I hate talking to you because, when I do, I don't get the reactions and responses that I want.
I want the old you back, who would make a joke out of everything and who would listen to what i have to say before dismissing it, then telling your story. Now I don't even get a chance.
Or maybe, anything I say isn't significant enough to matter to you.

I hate how you tell me you'll be there; when really you aren't and won't be. We always promised we wouldn't say things we couldn't pull through with. Promised that we'd be honest. So never say something you can't do or don't mean. You do! You won't come and see me and you wont be there when you're the only one i can talk to about how i am feeling. You will let me down and you won't be there. I want you back where i could see you all the time.. no qualms.
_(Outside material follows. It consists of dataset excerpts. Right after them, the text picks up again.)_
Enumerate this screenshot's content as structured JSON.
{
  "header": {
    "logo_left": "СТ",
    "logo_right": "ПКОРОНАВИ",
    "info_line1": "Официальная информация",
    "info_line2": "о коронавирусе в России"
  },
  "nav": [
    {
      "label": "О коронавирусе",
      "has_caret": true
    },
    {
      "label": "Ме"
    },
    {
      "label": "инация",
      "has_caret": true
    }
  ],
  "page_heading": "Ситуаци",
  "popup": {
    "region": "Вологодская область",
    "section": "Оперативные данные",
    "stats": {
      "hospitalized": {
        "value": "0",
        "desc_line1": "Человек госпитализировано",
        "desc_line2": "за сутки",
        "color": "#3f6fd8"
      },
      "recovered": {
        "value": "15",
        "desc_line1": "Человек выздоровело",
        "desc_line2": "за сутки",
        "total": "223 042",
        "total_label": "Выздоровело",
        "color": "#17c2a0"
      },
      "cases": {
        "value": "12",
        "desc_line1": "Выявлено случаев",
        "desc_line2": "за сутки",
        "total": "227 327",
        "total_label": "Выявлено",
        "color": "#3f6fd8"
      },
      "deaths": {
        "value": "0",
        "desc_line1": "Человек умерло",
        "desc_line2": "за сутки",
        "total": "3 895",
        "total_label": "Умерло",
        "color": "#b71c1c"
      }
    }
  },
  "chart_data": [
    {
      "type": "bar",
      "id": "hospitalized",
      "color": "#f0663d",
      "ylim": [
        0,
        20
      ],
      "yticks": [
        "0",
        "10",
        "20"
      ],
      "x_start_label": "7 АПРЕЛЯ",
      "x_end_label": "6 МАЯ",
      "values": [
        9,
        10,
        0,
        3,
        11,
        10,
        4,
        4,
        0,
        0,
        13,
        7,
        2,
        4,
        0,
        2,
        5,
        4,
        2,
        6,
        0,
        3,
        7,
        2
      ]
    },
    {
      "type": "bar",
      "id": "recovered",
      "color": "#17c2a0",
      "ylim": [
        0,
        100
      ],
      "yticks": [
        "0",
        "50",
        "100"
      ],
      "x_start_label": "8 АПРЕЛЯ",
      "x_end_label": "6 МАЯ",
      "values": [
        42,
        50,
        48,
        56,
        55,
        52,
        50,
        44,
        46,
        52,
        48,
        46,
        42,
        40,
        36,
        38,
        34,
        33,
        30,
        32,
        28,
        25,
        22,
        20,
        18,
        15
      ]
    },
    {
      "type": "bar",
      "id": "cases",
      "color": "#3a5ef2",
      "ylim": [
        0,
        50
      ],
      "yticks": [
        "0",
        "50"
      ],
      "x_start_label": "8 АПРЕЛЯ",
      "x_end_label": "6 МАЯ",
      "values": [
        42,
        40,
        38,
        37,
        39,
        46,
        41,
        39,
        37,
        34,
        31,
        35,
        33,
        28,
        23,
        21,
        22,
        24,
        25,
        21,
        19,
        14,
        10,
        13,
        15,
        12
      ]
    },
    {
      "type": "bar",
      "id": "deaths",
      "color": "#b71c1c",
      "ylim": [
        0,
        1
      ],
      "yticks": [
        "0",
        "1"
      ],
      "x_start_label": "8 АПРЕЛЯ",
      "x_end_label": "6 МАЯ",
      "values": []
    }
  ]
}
The worst thing. The way that all of this happened and i still listen to all of your problems, help you, talk to you. I am ALWAYS there for you, and I watch you run around with everyone else.. absolutely fine. And I am so jealous. But not of them. I am jealous that you would be able to act fine and be you for them, But not for me the person who did it all and gave it all up for you. And after all of this I'm still irrevocably in love with you.


And that's why I put up with it. That's why everytime you push me away i pull back ten times harder. Thats why everytime you say you aren't worth it, i get the tug in my chest that says you are. THAT'S WHY everytime you say you wont be able to make it or you dont turn up; i say okay maybe next time. THAT'S WHY everytime i talk to you and we end up in an argument... i dont mind because i am atleast talking to you?!

And i hate you most because you made me hate myself; i hate you because i love you..
but i hate you mostly because i know i am worth more than your shit.
Worth more than your attitude towards me.
Worth more than your lies.
And the only reason i keep coming back is love?!

screw love

How can we ever go back to how we were if you cant even be my.. friend?!
How can you even contemplate any future when you aren't seeing that you're ruining me from the inside out.
Are you seeing the future as after all of this happening, or as a memory.
everything we were in the future!?
I've done it.
but really think, change something or i will realise that love isnt enough and all that will be left is the hate for everything you became to me.

i cant even say i love you anymore.
and its not because its not true.
its because everytime i let you know that, i become more vulnerable to the idea that i'm worth only what youre giving me.

when i fell in love with you i was willing to give up everything.

I'm fully fledged in love with the idea of love.
Shame that time is running out and losing us will be the biggest regret of yours.





1 comments:

Anonymous said...

Thanx well i cant say anything to change your mind.